Angie Norwood Browne
In some ways, this recipe epitomizes my passion for simple, fresh sauces. It’s just hot oil infused with garlic and chiles and loaded with sliced scallions. It’s served crackling hot, poured straight from a wok onto whole fish, grilled steaks, roasted potatoes, or even bowls of plain rice. I call it “Chinese” because it reminds me of some of my favorite dishes. It’s part sauce, part condiment, and part stir-fry. The steely perfume of a hot wok or cast-iron skillet is an important ingredient in this preparation. I’ve made this with just about any greens I’ve had on hand. Try it with chopped ramps, kale, bok choy greens, arugula, or garlic chives. Chopped romaine lettuce works too.
Make sure all of the ingredients are ready before you start. This is a last-minute preparation that is best made and served immediately.
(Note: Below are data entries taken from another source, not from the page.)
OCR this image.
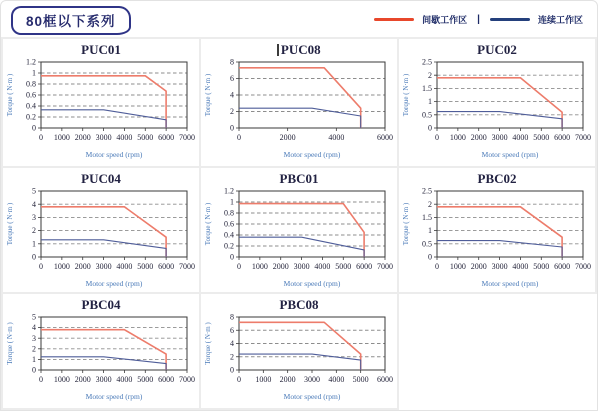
80框以下系列	间歇工作区 |	连续工作区
PUC01
0
0.2
0.4
0.6
0.8
1
1.2
0 1000 2000 3000 4000 5000 6000 7000
Motor speed (rpm)
Torque ( N·m )
PUC08
0
2
4
6
8
0	2000	4000	6000
Motor speed (rpm)
Torque ( N·m )
PUC02
0
0.5
1
1.5
2
2.5
0 1000 2000 3000 4000 5000 6000 7000
Motor speed (rpm)
Torque ( N·m )
PUC04
0
1
2
3
4
5
0 1000 2000 3000 4000 5000 6000 7000
Motor speed (rpm)
Torque ( N·m )
PBC01
0
0.2
0.4
0.6
0.8
1
1.2
0 1000 2000 3000 4000 5000 6000 7000
Motor speed (rpm)
Torque ( N·m )
PBC02
0
0.5
1
1.5
2
2.5
0 1000 2000 3000 4000 5000 6000 7000
Motor speed (rpm)
Torque ( N·m )
PBC04
0
1
2
3
4
5
0 1000 2000 3000 4000 5000 6000 7000
Motor speed (rpm)
Torque ( N·m )
PBC08
0
2
4
6
8
0 1000 2000 3000 4000 5000 6000
Motor speed (rpm)
Torque ( N·m )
Heat a wok or a cast-iron skillet over high heat. When heat waves can just be seen rising from the pan, swirl in the oil. Add the garlic and chile flakes and sizzle to infuse the flavor into the oil, about 15 seconds. (If the garlic burns, throw it all out and start over.) Add the scallions and quickly stir to mix—they should sizzle and crackle. Season generously with salt and pepper, immediately pour over the dish to be sauced, and serve.